6. Assume you are a trader with Deutsche Bank. From the quote screen on your computer terminal, you notice that Dresdner Bank is quoting e0.7627/$1.00 and Credit
Suisse is offering SF1.1806/$1.00. You learn that UBS is making a direct market
between the Swiss franc and the euro, with a current e/SF quote of e0.6395/SF1.00.
Show how you can make a triangular arbitrage profit by trading at these prices (ignore
bid-ask spreads for this problem.) Assume you have $5,000,000 with which to conduct
the arbitrage.

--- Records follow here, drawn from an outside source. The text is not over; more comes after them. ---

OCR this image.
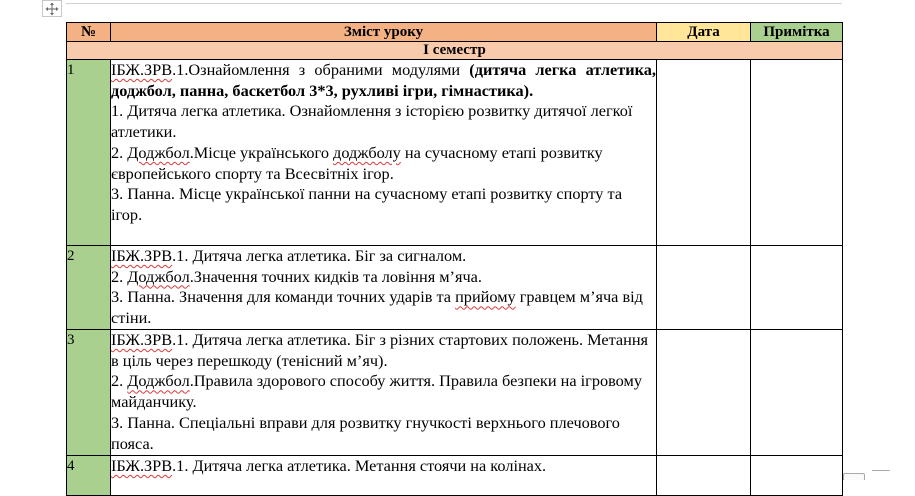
№	Зміст уроку	Дата	Примітка
І семестр			
1	ІБЖ.ЗРВ.1.Ознайомлення з обраними модулями (дитяча легка атлетика, доджбол, панна, баскетбол 3*3, рухливі ігри, гімнастика).

1. Дитяча легка атлетика. Ознайомлення з історією розвитку дитячої легкої атлетики.

2. Доджбол.Місце українського доджболу на сучасному етапі розвитку європейського спорту та Всесвітніх ігор.

3. Панна. Місце української панни на сучасному етапі розвитку спорту та ігор.		

2	ІБЖ.ЗРВ.1. Дитяча легка атлетика. Біг за сигналом.

2. Доджбол.Значення точних кидків та ловіння м’яча.

3. Панна. Значення для команди точних ударів та прийому гравцем м’яча від стіни.		

3	ІБЖ.ЗРВ.1. Дитяча легка атлетика. Біг з різних стартових положень. Метання в ціль через перешкоду (тенісний м’яч).

2. Доджбол.Правила здорового способу життя. Правила безпеки на ігровому майданчику.

3. Панна. Спеціальні вправи для розвитку гнучкості верхнього плечового пояса.		

4	ІБЖ.ЗРВ.1. Дитяча легка атлетика. Метання стоячи на колінах.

What happens if you initially sell dollars for Swiss francs? What e/SF
price will eliminate triangular arbitrage?
7. The current spot exchange rate is $1.95/£ and the three-month forward rate is
$1.90/£. Based on your analysis of the exchange rate, you are pretty confident that
the spot exchange rate will be $1.92/£ in three months. Assume that you would like
to buy or sell £1,000,000.
(a) What actions do you need to take to speculate in the forward market? What is
the expected dollar profit from speculations?
(b) What would be your speculative profits in dollar terms if the spot exchange rate
actually turns out to be $1.86/£?
8. Suppose that the treasurer of IBM has an extra cash reserve of $100,000,000 to invest
for six months. The interest rate is 8 percent per annum in the United States and 7
percent per annum in Germany. Currently, the spot exchange rate is e1.01 per dollar
and the six-month forward exchange rate is e0.99 per dollar. The treasurer of IBM
does not wish to bear any exchange risk. Where should he/she invest to maximize
the return?
9. Do you have any comments or questions regarding our class so far?